Sebagaimana halnya Subegjo, ketiga pejuang yang kini sudah menikmati masa tuanya merasa bahwa 10 November selalu membangkitkan semangatnya untuk hidup lebih tangguh dan optimis.
Orang-orang setua saya dan pernah merasakan kobaran api 10 November 1945 tak lagi memiliki ambisi lebih tinggi kecuali kelak ketika saya meninggalkan dunia ini, tidak membebani anak-cucu dengan atribut-atribut kontroversial dan berbau kemunafikan karena di dekat akhir hidup saya melakukan tindak korupsi, kolusi, aji mumpung, dan berbangga-bangga merasa diri pejuang. Demikian cetus salah seorang dari ketiga pelaku dan saksi 10 November 1945.
Pertempuran di depan Internatio umpamanya, kata orang tua itu, memberi pelajaran berharga bagi kita semua: betapapun lemahnya keadaan dan posisi suatu masyarakat, kalau mereka memiliki tekad dan rasa kebersamaan, senasib serta bersatu maka ancaman yang bagaimana pun besarnya pasti teratasi. Dan jangan lupa, kita harus tahu batas serta waktu karena pada akhirnya Allah jualah yang menentukan akhir perjuangan itu.
Dalam kaitan itulah mereka bertiga, secara terpisah sama-sama berharap agar di zaman pembangunan ini jangan seorang pun "lupa daratan". Eling. Mengapa? Karena betapapun kecilnya kebahagiaan yang kini kita kenyam, adalah hasil perjuangan para syuhada, para pendahulu kita.

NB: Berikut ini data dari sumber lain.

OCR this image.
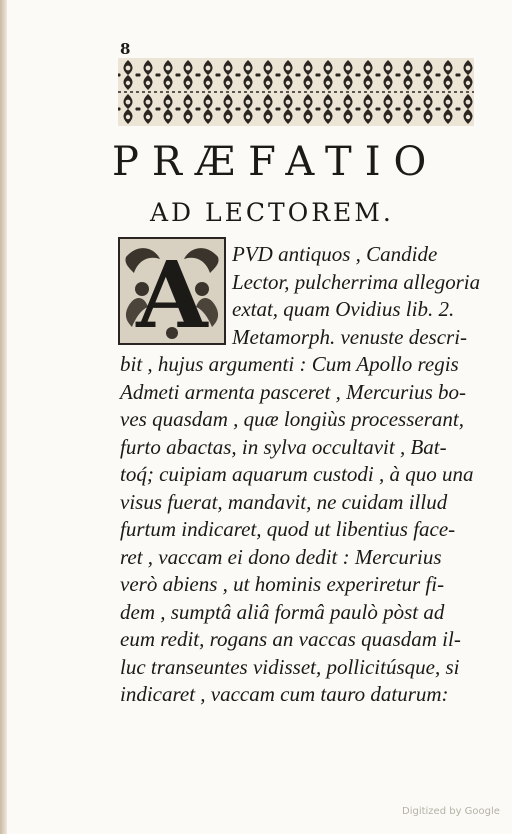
8
PRÆFATIO
AD LECTOREM.
A PVD antiquos , Candide
Lector, pulcherrima allegoria
extat, quam Ovidius lib. 2.
Metamorph. venuste descri-
bit , hujus argumenti : Cum Apollo regis
Admeti armenta pasceret , Mercurius bo-
ves quasdam , quæ longiùs processerant,
furto abactas, in sylva occultavit , Bat-
toq́; cuipiam aquarum custodi , à quo una
visus fuerat, mandavit, ne cuidam illud
furtum indicaret, quod ut libentius face-
ret , vaccam ei dono dedit : Mercurius
verò abiens , ut hominis experiretur fi-
dem , sumptâ aliâ formâ paulò pòst ad
eum redit, rogans an vaccas quasdam il-
luc transeuntes vidisset, pollicitúsque, si
indicaret , vaccam cum tauro daturum:
Digitized by Google
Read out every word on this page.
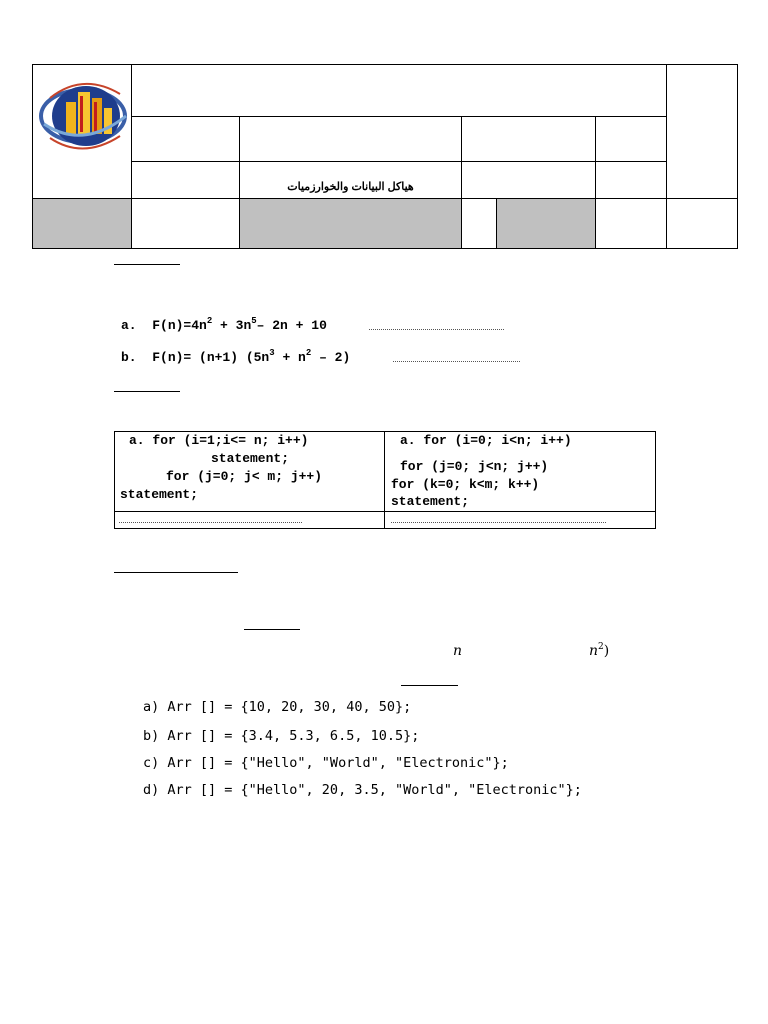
هياكل البيانات والخوارزميات
a. $F(n)=4n^2 + 3n^5-$ 2n + 10
b. F(n)= (n+1) $(5n^3 + n^2 - 2)$
a. for (i=1;i<= n; i++)
statement;
for (j=0; j< m; j++)
statement;
a. for (i=0; i<n; i++)
for (j=0; j<n; j++)
for (k=0; k<m; k++)
statement;
n	$n^2$)
a) Arr [] = {10, 20, 30, 40, 50};
b) Arr [] = {3.4, 5.3, 6.5, 10.5};
c) Arr [] = {"Hello", "World", "Electronic"};
d) Arr [] = {"Hello", 20, 3.5, "World", "Electronic"};
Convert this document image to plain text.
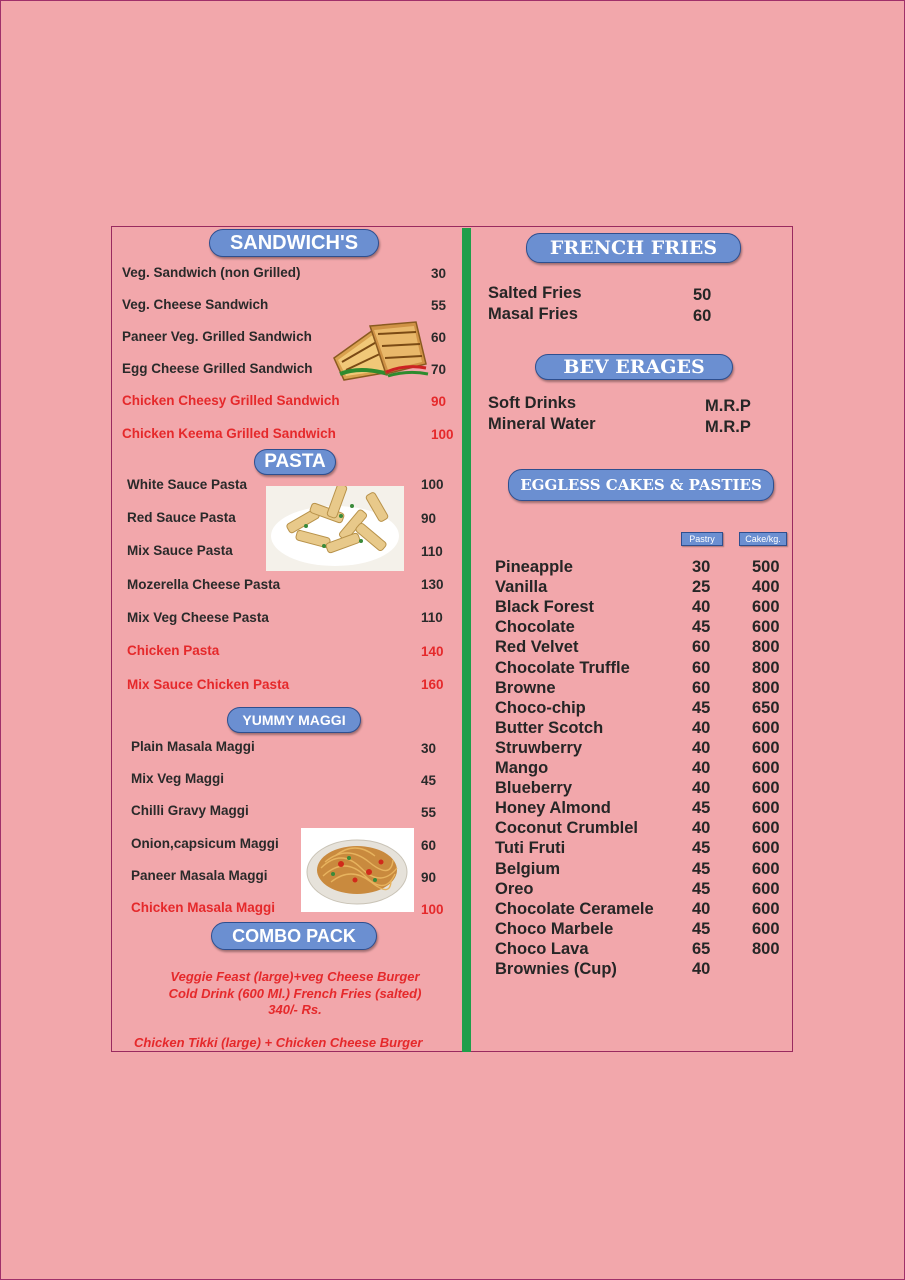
SANDWICH'S
Veg. Sandwich (non Grilled)	30
Veg. Cheese Sandwich	55
Paneer Veg. Grilled Sandwich	60
Egg Cheese Grilled Sandwich	70
Chicken Cheesy Grilled Sandwich	90
Chicken Keema Grilled Sandwich	100
PASTA
White Sauce Pasta	100
Red Sauce Pasta	90
Mix Sauce Pasta	110
Mozerella Cheese Pasta	130
Mix Veg Cheese Pasta	110
Chicken Pasta	140
Mix Sauce Chicken Pasta	160
YUMMY MAGGI
Plain Masala Maggi	30
Mix Veg Maggi	45
Chilli Gravy Maggi	55
Onion,capsicum Maggi	60
Paneer Masala Maggi	90
Chicken Masala Maggi	100
COMBO PACK
Veggie Feast (large)+veg Cheese Burger
Cold Drink (600 Ml.) French Fries (salted)
340/- Rs.
Chicken Tikki (large) + Chicken Cheese Burger
FRENCH FRIES
Salted Fries	50
Masal Fries	60
BEV ERAGES
Soft Drinks	M.R.P
Mineral Water	M.R.P
EGGLESS CAKES & PASTIES
Pastry	Cake/kg.
Pineapple	30	500
Vanilla	25	400
Black Forest	40	600
Chocolate	45	600
Red Velvet	60	800
Chocolate Truffle	60	800
Browne	60	800
Choco-chip	45	650
Butter Scotch	40	600
Struwberry	40	600
Mango	40	600
Blueberry	40	600
Honey Almond	45	600
Coconut Crumblel	40	600
Tuti Fruti	45	600
Belgium	45	600
Oreo	45	600
Chocolate Ceramele 40	600
Choco Marbele	45	600
Choco Lava	65	800
Brownies (Cup)	40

Pertempuran yang terjadi di depan Gedung Internatio, di sekitar Jembatan Merah, khususnya yang terjadi serentak pada 10 November 1945, mereka nilai sebagai pertempuran yang terbesar dari seluruh pertempuran yang terjadi di masa Perang Kemerdekaan antara tahun 1945 sampai dengan tahun 1949.
Mengingat detail peristiwa-peristiwa November 45, nama Residen Sudirman, Doel Arnowo, Atmaji, Muhammad, Sungkono, Suyono, Kusnandar, Roeslan Abdulgani, TD Kundan, Pak Surio, Bung Tomo adalah beberapa dari sekian banyak nama lagi yang tak bisa dipungkiri sebagai pendorong perjuangan dan kegigihan perlawanan terhadap penjajah Belanda di berbagai daerah dan wilayah dalam bulan-bulan sesudah 10 November 1945.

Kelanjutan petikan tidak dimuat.